Discordes et équilibres
Les considérations stratégiques ne suffisent toutefois pas à expliquer la persistance de certains désaccords. Le cas de la Seine-Maritime illustre les difficultés de la gauche à parler d’une même voix. Le 24 juillet, les Ecologistes annonçaient par un communiqué que la conseillère municipale de Fécamp, Bénédicte Martin, figurerait en deuxième position sur une liste commune avec le PS. Une réussite pour l’élue dont la candidature se heurtait au veto du maire de Rouen, Nicolas Mayer-Rossignol.
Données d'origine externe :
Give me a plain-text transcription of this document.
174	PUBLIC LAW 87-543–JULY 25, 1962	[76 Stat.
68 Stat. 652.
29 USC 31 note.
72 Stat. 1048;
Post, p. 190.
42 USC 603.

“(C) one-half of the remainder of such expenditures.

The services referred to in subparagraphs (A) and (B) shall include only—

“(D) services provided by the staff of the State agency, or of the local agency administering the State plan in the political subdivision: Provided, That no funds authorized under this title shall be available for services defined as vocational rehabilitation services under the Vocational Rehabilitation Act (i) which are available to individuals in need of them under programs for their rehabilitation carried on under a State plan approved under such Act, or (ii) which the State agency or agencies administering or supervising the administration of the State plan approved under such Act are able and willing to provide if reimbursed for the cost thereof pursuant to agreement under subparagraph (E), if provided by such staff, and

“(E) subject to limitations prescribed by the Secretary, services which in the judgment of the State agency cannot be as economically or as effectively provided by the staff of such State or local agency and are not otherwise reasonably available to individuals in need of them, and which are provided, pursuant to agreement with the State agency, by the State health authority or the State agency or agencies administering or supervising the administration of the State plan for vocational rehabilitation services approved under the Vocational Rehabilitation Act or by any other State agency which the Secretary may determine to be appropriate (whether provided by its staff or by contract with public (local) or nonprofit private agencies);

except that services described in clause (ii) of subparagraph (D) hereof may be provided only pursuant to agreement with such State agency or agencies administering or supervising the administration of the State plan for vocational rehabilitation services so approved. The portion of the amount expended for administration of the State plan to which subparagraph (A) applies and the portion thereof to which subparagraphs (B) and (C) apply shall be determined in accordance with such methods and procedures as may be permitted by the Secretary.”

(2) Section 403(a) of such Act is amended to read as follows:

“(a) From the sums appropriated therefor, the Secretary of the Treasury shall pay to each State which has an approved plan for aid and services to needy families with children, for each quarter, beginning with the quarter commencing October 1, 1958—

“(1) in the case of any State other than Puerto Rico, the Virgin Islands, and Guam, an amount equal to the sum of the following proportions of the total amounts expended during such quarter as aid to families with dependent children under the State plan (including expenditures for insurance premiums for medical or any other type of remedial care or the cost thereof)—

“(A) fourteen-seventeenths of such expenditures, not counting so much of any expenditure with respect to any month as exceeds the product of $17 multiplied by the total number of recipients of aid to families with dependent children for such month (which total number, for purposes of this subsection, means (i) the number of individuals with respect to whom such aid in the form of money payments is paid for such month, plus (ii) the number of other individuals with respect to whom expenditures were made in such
Mais, le même jour, le premier secrétaire de la fédération locale du PS démentait la nouvelle dans l’hebdomadaire Le Courrier Cauchois, annonçant communiquer début septembre sur la liste complète. Les listes doivent être déposées entre le 7 et le 11. Cette discorde menace de fragiliser d’autres équilibres locaux à la manière d’un jeu de dominos. Ainsi l’absence de liste commune en Seine-Maritime bloque les discussions entre les Ecologistes et le PS dans le département voisin de l’Eure, où aucun candidat socialiste n’a encore été officiellement désigné. Dans le Rhône également, l’alliance attendue entre le sénateur sortant écologiste Thomas Dossus et la socialiste Hélène Geoffroy se fait attendre. Dans un communiqué publié début juillet, les Jeunes Socialistes du Rhône ont remis en question la légitimité de l’ancienne maire de Vaulx-en-Velin (Métropole de Lyon) à se présenter à cette élection après sa défaite aux élections municipales. Un travail d’alchimie qui se poursuit alors même que la campagne a déjà commencé.